The very talented actress Vera Farmiga, nominated for an Oscar for “Up in the Air,” is waiting right now to see who will buy her first directed feature at Sundance.
“Higher Ground,” which premiered over the weekend, is an exceptionally lovely piece of work. It’s not a film I thought I wanted to see, and almost left in the first few minutes. It’s an adaptation of the 2002 memoir of a college professor– Carolyn Briggs-- who grew up in a small, rural Christian sect. (I think in the movie the location has been transposed from possibly Iowa to upstate New York.) Not only does Farmiga direct the film, she also stars as Corinne aka Carolyn, a woman who questions her faith as an adult. The memoir, still in print, is called “This Dark World: A Memoir of Salvation Lost and Found.”

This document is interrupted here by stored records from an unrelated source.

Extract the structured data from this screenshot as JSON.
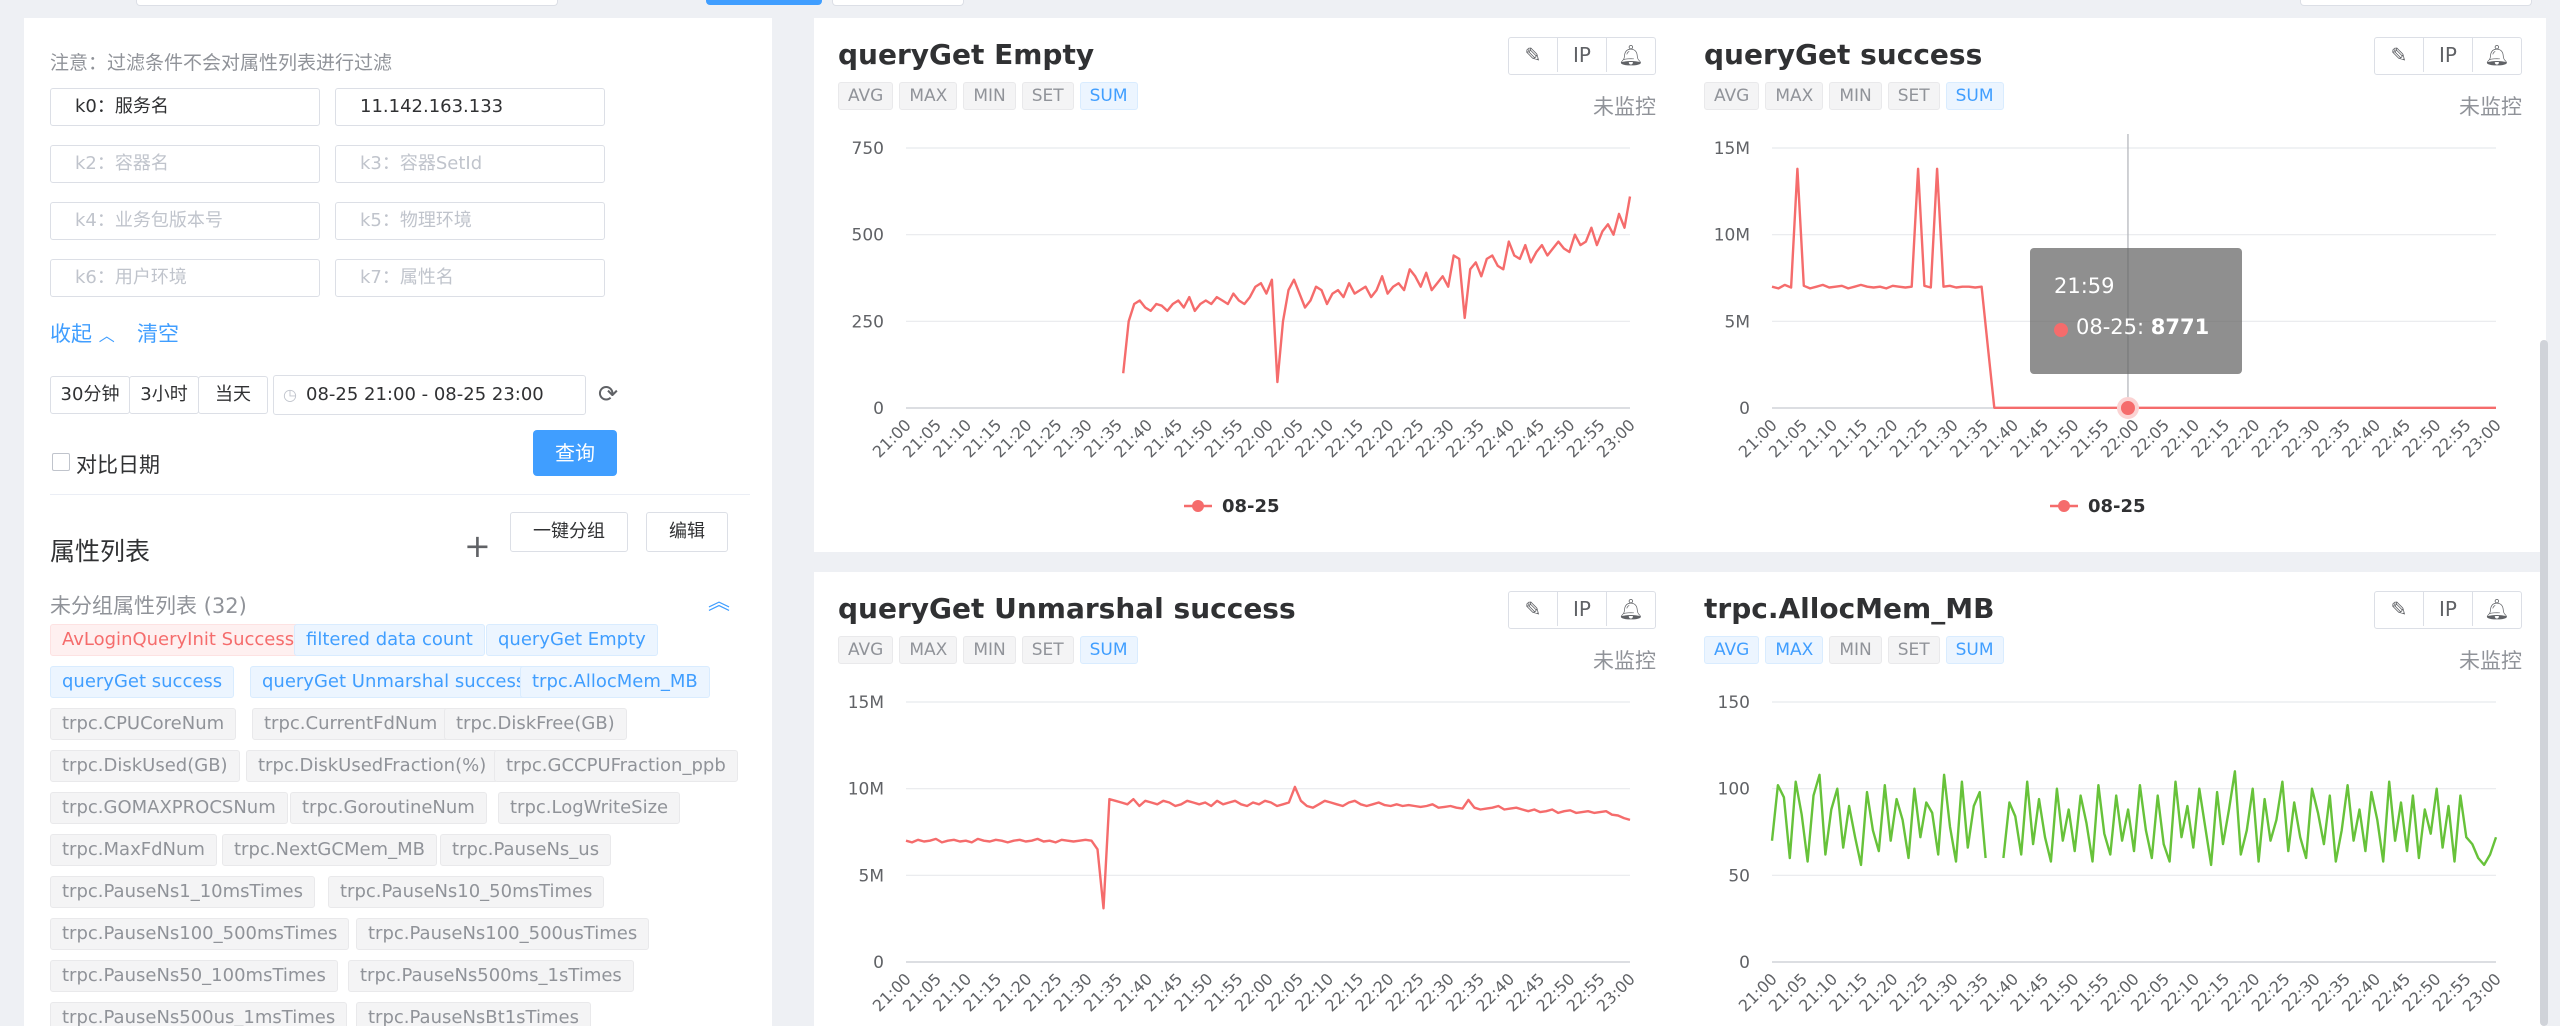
{
  "filter": {
    "note": "注意：过滤条件不会对属性列表进行过滤",
    "fields": [
      {
        "placeholder": "k0：服务名",
        "value": ""
      },
      {
        "placeholder": "",
        "value": "11.142.163.133"
      },
      {
        "placeholder": "k2：容器名",
        "value": ""
      },
      {
        "placeholder": "k3：容器SetId",
        "value": ""
      },
      {
        "placeholder": "k4：业务包版本号",
        "value": ""
      },
      {
        "placeholder": "k5：物理环境",
        "value": ""
      },
      {
        "placeholder": "k6：用户环境",
        "value": ""
      },
      {
        "placeholder": "k7：属性名",
        "value": ""
      }
    ],
    "collapse_label": "收起",
    "clear_label": "清空",
    "time_buttons": [
      "30分钟",
      "3小时",
      "当天"
    ],
    "date_range": "08-25 21:00 - 08-25 23:00",
    "compare_label": "对比日期",
    "query_label": "查询"
  },
  "attributes": {
    "heading": "属性列表",
    "group_button": "一键分组",
    "edit_button": "编辑",
    "ungrouped_label": "未分组属性列表 (32)",
    "tags": [
      {
        "label": "AvLoginQueryInit Success",
        "style": "red"
      },
      {
        "label": "filtered data count",
        "style": "blue"
      },
      {
        "label": "queryGet Empty",
        "style": "blue"
      },
      {
        "label": "queryGet success",
        "style": "blue"
      },
      {
        "label": "queryGet Unmarshal success",
        "style": "blue"
      },
      {
        "label": "trpc.AllocMem_MB",
        "style": "blue"
      },
      {
        "label": "trpc.CPUCoreNum",
        "style": "gray"
      },
      {
        "label": "trpc.CurrentFdNum",
        "style": "gray"
      },
      {
        "label": "trpc.DiskFree(GB)",
        "style": "gray"
      },
      {
        "label": "trpc.DiskUsed(GB)",
        "style": "gray"
      },
      {
        "label": "trpc.DiskUsedFraction(%)",
        "style": "gray"
      },
      {
        "label": "trpc.GCCPUFraction_ppb",
        "style": "gray"
      },
      {
        "label": "trpc.GOMAXPROCSNum",
        "style": "gray"
      },
      {
        "label": "trpc.GoroutineNum",
        "style": "gray"
      },
      {
        "label": "trpc.LogWriteSize",
        "style": "gray"
      },
      {
        "label": "trpc.MaxFdNum",
        "style": "gray"
      },
      {
        "label": "trpc.NextGCMem_MB",
        "style": "gray"
      },
      {
        "label": "trpc.PauseNs_us",
        "style": "gray"
      },
      {
        "label": "trpc.PauseNs1_10msTimes",
        "style": "gray"
      },
      {
        "label": "trpc.PauseNs10_50msTimes",
        "style": "gray"
      },
      {
        "label": "trpc.PauseNs100_500msTimes",
        "style": "gray"
      },
      {
        "label": "trpc.PauseNs100_500usTimes",
        "style": "gray"
      },
      {
        "label": "trpc.PauseNs50_100msTimes",
        "style": "gray"
      },
      {
        "label": "trpc.PauseNs500ms_1sTimes",
        "style": "gray"
      },
      {
        "label": "trpc.PauseNs500us_1msTimes",
        "style": "gray"
      },
      {
        "label": "trpc.PauseNsBt1sTimes",
        "style": "gray"
      }
    ]
  },
  "card_ui": {
    "aggregations": [
      "AVG",
      "MAX",
      "MIN",
      "SET",
      "SUM"
    ],
    "tool_ip": "IP",
    "status": "未监控",
    "colors": {
      "red": "#f56c6c",
      "green": "#67c23a",
      "active": "#409eff"
    }
  },
  "tooltip": {
    "time": "21:59",
    "series": "08-25",
    "value": "8771"
  },
  "chart_data": [
    {
      "type": "line",
      "title": "queryGet Empty",
      "active_aggs": [
        "SUM"
      ],
      "y_ticks": [
        "0",
        "250",
        "500",
        "750"
      ],
      "ylim": [
        0,
        750
      ],
      "x_ticks": [
        "21:00",
        "21:05",
        "21:10",
        "21:15",
        "21:20",
        "21:25",
        "21:30",
        "21:35",
        "21:40",
        "21:45",
        "21:50",
        "21:55",
        "22:00",
        "22:05",
        "22:10",
        "22:15",
        "22:20",
        "22:25",
        "22:30",
        "22:35",
        "22:40",
        "22:45",
        "22:50",
        "22:55",
        "23:00"
      ],
      "legend": [
        "08-25"
      ],
      "color": "#f56c6c",
      "series": [
        {
          "name": "08-25",
          "x_start": 36,
          "values": [
            100,
            250,
            300,
            310,
            290,
            280,
            300,
            295,
            280,
            300,
            310,
            290,
            320,
            280,
            300,
            310,
            300,
            320,
            310,
            300,
            330,
            310,
            300,
            320,
            350,
            360,
            330,
            370,
            75,
            250,
            340,
            370,
            330,
            290,
            310,
            350,
            340,
            300,
            330,
            340,
            320,
            360,
            330,
            340,
            350,
            320,
            340,
            380,
            330,
            350,
            360,
            340,
            400,
            380,
            350,
            390,
            340,
            360,
            380,
            350,
            440,
            430,
            260,
            400,
            420,
            380,
            430,
            440,
            410,
            400,
            480,
            440,
            430,
            470,
            420,
            450,
            470,
            440,
            460,
            480,
            460,
            450,
            500,
            470,
            480,
            520,
            470,
            510,
            530,
            500,
            560,
            520,
            610
          ]
        }
      ]
    },
    {
      "type": "line",
      "title": "queryGet success",
      "active_aggs": [
        "SUM"
      ],
      "y_ticks": [
        "0",
        "5M",
        "10M",
        "15M"
      ],
      "ylim": [
        0,
        15000000
      ],
      "x_ticks": [
        "21:00",
        "21:05",
        "21:10",
        "21:15",
        "21:20",
        "21:25",
        "21:30",
        "21:35",
        "21:40",
        "21:45",
        "21:50",
        "21:55",
        "22:00",
        "22:05",
        "22:10",
        "22:15",
        "22:20",
        "22:25",
        "22:30",
        "22:35",
        "22:40",
        "22:45",
        "22:50",
        "22:55",
        "23:00"
      ],
      "legend": [
        "08-25"
      ],
      "color": "#f56c6c",
      "series": [
        {
          "name": "08-25",
          "x_start": 0,
          "values": [
            7000000,
            6900000,
            7100000,
            6950000,
            13800000,
            7050000,
            6900000,
            7000000,
            7100000,
            6950000,
            7000000,
            7050000,
            6900000,
            7000000,
            7100000,
            7000000,
            6950000,
            7000000,
            6900000,
            7050000,
            7000000,
            6950000,
            7000000,
            13800000,
            7050000,
            6950000,
            13800000,
            7000000,
            7050000,
            6950000,
            7000000,
            7000000,
            6950000,
            7000000,
            3500000,
            8771,
            8771,
            8771,
            8771,
            8771,
            8771,
            8771,
            8771,
            8771,
            8771,
            8771,
            8771,
            8771,
            8771,
            8771,
            8771,
            8771,
            8771,
            8771,
            8771,
            8771,
            8771,
            8771,
            8771,
            8771,
            8771,
            8771,
            8771,
            8771,
            8771,
            8771,
            8771,
            8771,
            8771,
            8771,
            8771,
            8771,
            8771,
            8771,
            8771,
            8771,
            8771,
            8771,
            8771,
            8771,
            8771,
            8771,
            8771,
            8771,
            8771,
            8771,
            8771,
            8771,
            8771,
            8771,
            8771,
            8771,
            8771,
            8771,
            8771,
            8771,
            8771,
            8771,
            8771,
            8771,
            8771,
            8771,
            8771,
            8771,
            8771,
            8771,
            8771,
            8771,
            8771,
            8771,
            8771,
            8771,
            8771,
            8771,
            8771
          ]
        }
      ]
    },
    {
      "type": "line",
      "title": "queryGet Unmarshal success",
      "active_aggs": [
        "SUM"
      ],
      "y_ticks": [
        "0",
        "5M",
        "10M",
        "15M"
      ],
      "ylim": [
        0,
        15000000
      ],
      "x_ticks": [
        "21:00",
        "21:05",
        "21:10",
        "21:15",
        "21:20",
        "21:25",
        "21:30",
        "21:35",
        "21:40",
        "21:45",
        "21:50",
        "21:55",
        "22:00",
        "22:05",
        "22:10",
        "22:15",
        "22:20",
        "22:25",
        "22:30",
        "22:35",
        "22:40",
        "22:45",
        "22:50",
        "22:55",
        "23:00"
      ],
      "legend": [
        "08-25"
      ],
      "color": "#f56c6c",
      "series": [
        {
          "name": "08-25",
          "x_start": 0,
          "values": [
            7000000,
            6900000,
            7050000,
            6950000,
            7000000,
            7100000,
            6900000,
            7000000,
            7050000,
            6950000,
            7000000,
            6900000,
            7100000,
            7000000,
            6950000,
            7050000,
            7000000,
            6900000,
            7000000,
            7050000,
            6950000,
            7000000,
            7100000,
            6950000,
            7000000,
            6900000,
            7050000,
            7000000,
            6950000,
            7000000,
            7050000,
            7000000,
            6500000,
            3100000,
            9400000,
            9300000,
            9200000,
            9100000,
            9400000,
            9000000,
            9300000,
            9200000,
            9100000,
            9300000,
            9200000,
            9000000,
            9100000,
            9300000,
            9200000,
            9100000,
            9200000,
            9000000,
            9300000,
            9100000,
            9200000,
            9300000,
            9100000,
            9000000,
            9200000,
            9100000,
            9300000,
            9200000,
            9000000,
            9100000,
            9200000,
            10100000,
            9300000,
            9000000,
            8900000,
            9100000,
            9300000,
            9200000,
            9100000,
            9000000,
            9200000,
            9300000,
            9100000,
            9000000,
            9100000,
            9200000,
            9050000,
            9000000,
            9100000,
            9000000,
            9050000,
            9000000,
            8950000,
            9000000,
            9100000,
            8900000,
            8950000,
            9000000,
            8900000,
            8850000,
            9350000,
            8900000,
            8800000,
            8850000,
            8900000,
            9000000,
            8800000,
            8850000,
            8900000,
            8800000,
            8700000,
            8800000,
            8650000,
            8700000,
            8800000,
            8600000,
            8700000,
            8750000,
            8600000,
            8650000,
            8700000,
            8600000,
            8650000,
            8700000,
            8500000,
            8450000,
            8300000,
            8200000
          ]
        }
      ]
    },
    {
      "type": "line",
      "title": "trpc.AllocMem_MB",
      "active_aggs": [
        "AVG",
        "MAX",
        "SUM"
      ],
      "y_ticks": [
        "0",
        "50",
        "100",
        "150"
      ],
      "ylim": [
        0,
        150
      ],
      "x_ticks": [
        "21:00",
        "21:05",
        "21:10",
        "21:15",
        "21:20",
        "21:25",
        "21:30",
        "21:35",
        "21:40",
        "21:45",
        "21:50",
        "21:55",
        "22:00",
        "22:05",
        "22:10",
        "22:15",
        "22:20",
        "22:25",
        "22:30",
        "22:35",
        "22:40",
        "22:45",
        "22:50",
        "22:55",
        "23:00"
      ],
      "legend": [],
      "color": "#67c23a",
      "series": [
        {
          "name": "",
          "x_start": 0,
          "gap": [
            36,
            38
          ],
          "values": [
            70,
            102,
            95,
            60,
            104,
            85,
            58,
            96,
            108,
            62,
            88,
            100,
            66,
            90,
            72,
            56,
            98,
            76,
            64,
            102,
            70,
            94,
            82,
            60,
            100,
            72,
            92,
            86,
            62,
            108,
            78,
            58,
            104,
            66,
            90,
            98,
            60,
            null,
            null,
            60,
            92,
            84,
            62,
            104,
            68,
            94,
            72,
            58,
            100,
            70,
            88,
            64,
            96,
            80,
            58,
            102,
            74,
            62,
            96,
            70,
            88,
            64,
            102,
            76,
            60,
            96,
            68,
            58,
            104,
            72,
            90,
            66,
            100,
            78,
            56,
            98,
            68,
            88,
            110,
            62,
            76,
            100,
            58,
            94,
            70,
            82,
            104,
            64,
            92,
            72,
            60,
            100,
            86,
            68,
            96,
            58,
            76,
            102,
            70,
            88,
            64,
            98,
            82,
            58,
            104,
            70,
            92,
            64,
            96,
            60,
            88,
            74,
            100,
            66,
            90,
            58,
            96,
            72,
            68,
            60,
            56,
            62,
            72
          ]
        }
      ]
    }
  ]
}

The reason I stayed in my seat: Farmiga never loses control of the film. She creates this community and makes it a full, rich, completely engrossing experience. She’s also populated it with an extraordinary cast: John Hawkes, Norbert Leo Butz, Donna Murphy, Joshua Leonard, Dagmara Dominczyk, Bill Irwin, and the director’s sister, Taissa Farmiga.
Taissa Farmiga is Vera’s sister, younger by 21 years–same parents. She plays the young Corinne memorably for the first quarter of the film. Most people think she’s Vera’s daughter in real life, but she isn’t. If she wants an acting career, she’ll have one.
If you remember Robert Benton‘s wonderful film, “Places in the Heart,” and Robert Duvall‘s “The Apostle,” then you’ll know what territory we’re in. Farmiga and her screenwriters Briggs and Tim Metcalfe–have recreated this insular world that Farmiga said at the Q&A following the first screening could have been about any religion–these people could just as well have been Quakers, Amish, or Hasidic. The movie is bigger than that, and you see it as it progresses–it’s about faith in the larger sense, and what Corinne is looking for when a crisis comes. It’s about restoring and maintaining belief, not rejecting it.
Anyway, whichever company buys “Higher Ground” gets a formidable film with an Oscar winning performance by Farmiga and a new, wonderful director in her, too.